Let’s question our mortality together.
Miguel Rivera-Vera With auras, you experience one thing, and then you can’t recreate that experience again.
By Mary Truong October 31st, 2020

The challenge of sustaining human intimacy can be succinctly described by a metaphor that Miguel Rivera-Vera identifies with, the hedgehog’s dilemma— during winter, a group of hedgehogs seek warmth with each other, but to do so, the must bare their vulnerable, soft bellies and risk being pricked by each other. This type of radical vulnerability compels Rivera-Vera to craft “love objects,” or sculpture and installations embedded with personal essays. In “El Mercado,” Rivera-Vera writes a love letter to his mother about his memories of her and grocery stores, and he then narrates the letter in a video that plays in a plastic acorn (also accompanied by a plastic heart and empanada). These love objects often induce a one-to-one, personal interaction; Rivera-Vera requires the viewer to wear headphones to hear his monologue. This intimate interaction, along with aestheticized installation environments, results in an immersion that Rivera-Vera describes as an “escape.” 
Nostalgia is created between image and identity.
Rivera-Vera says he hopes to share a part of his identity through his art, including his Puerto Rican heritage. In his artwork, he occasionally uses Spanish (El Mercado is spoken entirely in Spanish, but he also provides English subtitles) and the music he composes or uses is influenced by Latinx genres, including bolero and salsa. Still, he seems less interested in incorporating his identity regarding social spheres and instead focuses on a more narrow, individualized experience— a “personal nostalgia.” He says, “nostalgia is created between image and identity,” where image might be a sensory snapshot (an image of a bike, the smell of apples) and identity refers to a personal interaction (riding the bike with friends, baking a pie with your family). He entangles nostalgia with longing and loss; the memories that Rivera-Vera conjures through his love letters are lush with sentiment, but his tone is forlorn considering the ephemerality of these moments. 
I have this idea that we live just to communicate.
Another metaphor that Rivera-Vera refers to is the Tower of Babel, an origin myth describing how different languages came to be. In the story, everyone once shared a common tongue, and they wished to build a tower that reached heaven, but God struck the tower down, dispersed the people, and confounded their language so that they no longer understood each other. Experience became atomized and community was lost, resulting in loneliness: if we speak different languages, we cannot understand each other. “This feeling of loneliness… this longing to build a bridge with other people is where this work really started.”
In a logic-defying manner, the previous statement’s contrapositive (if we speak the same language, we can understand each other) is false.
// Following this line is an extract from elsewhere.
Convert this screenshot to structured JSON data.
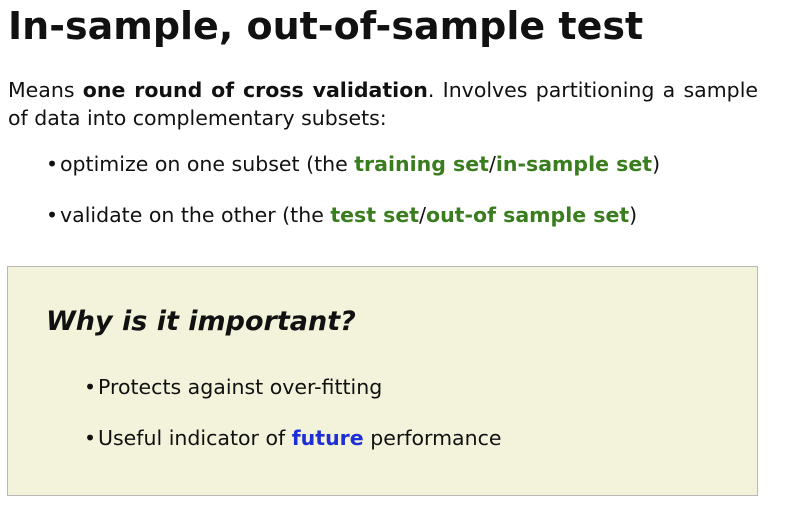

Language is affected by Lacan’s “screen” that casts a shadow on meaning: the words we use are mired in a greater system that exists independent from any single agent. We can try to relay our personal experience, but it is always diluted by words that either imbue unintended meanings to it or language lacks the capability of genuinely conveying it. Language, the very thing necessary for communication, is also an obstruction to it. Rivera-Vera says, “I have this idea that we live just to communicate. We’re trying to figure out how to speak to each other.” Wanting to be understood is core to human nature, but language is a futile tool to use for this task. 
Let’s question our mortality together.
For these reasons (the escapism, the futility of language, the quality of loss through nostalgia), Rivera-Vera’s artwork is saturated in death. It is easy to understand the Absurdist quality of his art: he genuinely attempts to communicate a personal experience, but it is impossible for the viewer to obtain the same “aura” that he once had. However, there is also a Romantic beauty to Rivera-Vera’s artwork: allow me to use one last metaphor, of Orpheus. Orpheus, a poet, descended to the depths of hell, experienced the mortifying loss of Eurydice, and ascended back to earth with the knowledge of death. With this knowledge, he was able to compose a work of art, completing the Romantic vision of an artist surpassing evil to obtain ‘truth.’ Perhaps this is too heroic or beautiful a metaphor, but there is also something mortifying in how Rivera-Vera throws himself against the shores of ephemerality, loss, and death in an attempt to be genuine. He is a hedgehog exposing his underbelly, risking his mortality through radical vulnerability, in search for truth with you, the viewer.